Lloyds Banking Group Plc, Britain’s biggest mortgage lender, posted its first profitable six-month period in three years as impairments for souring loans dropped.

Net income rose to 1.56 billion pounds ($2.4 billion) in the first half from a 697 million-pound loss in the year-earlier period, the London-based bank said in a statement today. Profit before exceptional items climbed to 2.9 billion pounds, beating the 2.34 billion-pound mean estimate of five analysts surveyed by Bloomberg. Impairments fell 43 percent to 1.8 billion pounds.

Lloyds’s shares have gained 43 percent this year on speculation the bank would return to profitability in 2013, following three years of losses and resume dividend payments it halted during the financial crisis. U.K. Chancellor of the Exchequer George Osborne may start selling the government’s 39 percent stake in the lender as soon as this month, a person familiar with the talks said last week.
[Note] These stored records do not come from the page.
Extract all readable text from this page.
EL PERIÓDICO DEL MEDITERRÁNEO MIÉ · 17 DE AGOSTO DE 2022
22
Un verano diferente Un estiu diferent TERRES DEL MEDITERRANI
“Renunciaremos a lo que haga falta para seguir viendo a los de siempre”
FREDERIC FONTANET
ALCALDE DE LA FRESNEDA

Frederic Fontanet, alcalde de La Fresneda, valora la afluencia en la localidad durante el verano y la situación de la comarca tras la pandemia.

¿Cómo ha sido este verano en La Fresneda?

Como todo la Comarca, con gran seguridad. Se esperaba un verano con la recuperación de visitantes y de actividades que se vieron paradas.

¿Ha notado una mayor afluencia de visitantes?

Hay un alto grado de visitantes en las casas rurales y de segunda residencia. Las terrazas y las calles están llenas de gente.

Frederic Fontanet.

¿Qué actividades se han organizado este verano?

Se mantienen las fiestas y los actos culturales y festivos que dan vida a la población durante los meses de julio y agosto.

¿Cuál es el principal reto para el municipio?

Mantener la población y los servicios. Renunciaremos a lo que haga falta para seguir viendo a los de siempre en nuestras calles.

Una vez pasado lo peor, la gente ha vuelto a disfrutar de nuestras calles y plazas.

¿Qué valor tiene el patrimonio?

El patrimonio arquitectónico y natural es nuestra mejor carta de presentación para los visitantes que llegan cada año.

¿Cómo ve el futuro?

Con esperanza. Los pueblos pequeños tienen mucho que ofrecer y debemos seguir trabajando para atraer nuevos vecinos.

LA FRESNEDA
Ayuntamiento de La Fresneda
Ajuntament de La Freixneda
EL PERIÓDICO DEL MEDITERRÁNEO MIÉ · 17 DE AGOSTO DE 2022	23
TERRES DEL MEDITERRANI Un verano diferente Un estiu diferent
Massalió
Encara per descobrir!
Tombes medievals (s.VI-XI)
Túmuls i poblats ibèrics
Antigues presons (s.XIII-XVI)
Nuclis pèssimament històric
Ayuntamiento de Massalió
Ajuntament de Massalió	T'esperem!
“As consequence of significant progress made in strengthening the balance sheet we now expect to start talks with our regulators in the second half of this year on the timetable and conditions for dividend payments,” the bank said in a statement.

The stock rose 1.2 percent to 68.5 pence in London trading yesterday, above the 61 pence the government says it will break even after providing a 20 billion-pound rescue almost five years ago. Lloyds is the best-performing stock among its European peers in the past 12 months.

The lender said it booked a 450 million-pound charge in the period for compensating customers who were mis-sold payment-protection insurance.